= Julian Moser =

German cinematographer

Julian Moser (born 1987) is a German cinematographer, photographer, and film producer who specializes in documentaries and music videos. He lives in Berlin.

== Biography ==
Julian Moser grew up near Würzburg and lives in Berlin. He started his career as an assistant for the literary magazine Druckfrisch on ARD, worked with Bad Banks writer Oliver Kienle, CNN's short documentary platform Great Big Story, ZDF and Arte.

As director of photography he has collaborated with musicians such as Moritz von Oswald, Tangerine Dream, Nine Inch Nails member Alessandro Cortini, Hainbach, and singer Emel Mathlouthi.

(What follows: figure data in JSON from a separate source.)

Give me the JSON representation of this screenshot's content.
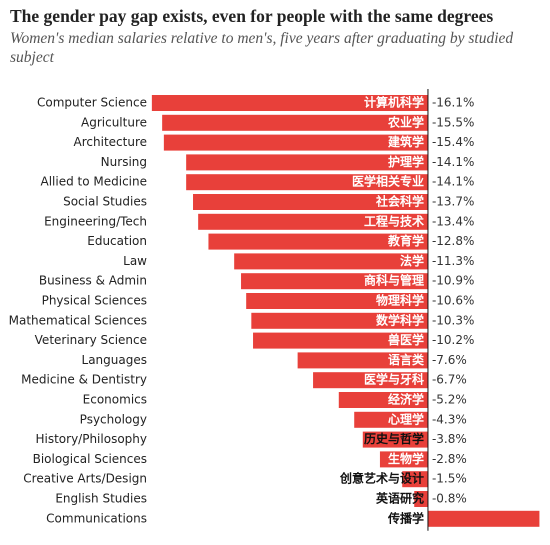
{
  "chart_data": {
    "type": "hbar",
    "title": "The gender pay gap exists, even for people with the same degrees",
    "subtitle": "Women's median salaries relative to men's, five years after graduating by studied subject",
    "categories": [
      "Computer Science",
      "Agriculture",
      "Architecture",
      "Nursing",
      "Allied to Medicine",
      "Social Studies",
      "Engineering/Tech",
      "Education",
      "Law",
      "Business & Admin",
      "Physical Sciences",
      "Mathematical Sciences",
      "Veterinary Science",
      "Languages",
      "Medicine & Dentistry",
      "Economics",
      "Psychology",
      "History/Philosophy",
      "Biological Sciences",
      "Creative Arts/Design",
      "English Studies",
      "Communications"
    ],
    "labels_zh": [
      "计算机科学",
      "农业学",
      "建筑学",
      "护理学",
      "医学相关专业",
      "社会科学",
      "工程与技术",
      "教育学",
      "法学",
      "商科与管理",
      "物理科学",
      "数学科学",
      "兽医学",
      "语言类",
      "医学与牙科",
      "经济学",
      "心理学",
      "历史与哲学",
      "生物学",
      "创意艺术与设计",
      "英语研究",
      "传播学"
    ],
    "values": [
      -16.1,
      -15.5,
      -15.4,
      -14.1,
      -14.1,
      -13.7,
      -13.4,
      -12.8,
      -11.3,
      -10.9,
      -10.6,
      -10.3,
      -10.2,
      -7.6,
      -6.7,
      -5.2,
      -4.3,
      -3.8,
      -2.8,
      -1.5,
      -0.8,
      6.5
    ],
    "value_labels": [
      "-16.1%",
      "-15.5%",
      "-15.4%",
      "-14.1%",
      "-14.1%",
      "-13.7%",
      "-13.4%",
      "-12.8%",
      "-11.3%",
      "-10.9%",
      "-10.6%",
      "-10.3%",
      "-10.2%",
      "-7.6%",
      "-6.7%",
      "-5.2%",
      "-4.3%",
      "-3.8%",
      "-2.8%",
      "-1.5%",
      "-0.8%",
      null
    ],
    "xlim": [
      -16.5,
      7
    ],
    "color": "#e8403a"
  }
}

In 2017 he and his brother Felix Moser founded Moserfilm. Their music videos and documentaries were awarded and selected to Ars Electronica Festival, Boddinale, Portland Unknown Film Festival, and the Backup Festival Weimar.

His documentary feature The One Who Runs Away Is The Ghost was selected to the International Competition at International Documentary Festival Amsterdam 2021. Before that, the project won the Grenzgänger fellowship from Robert Bosch Stiftung 2018 and Docs in Progress at Visions du Réel Film Festival 2020.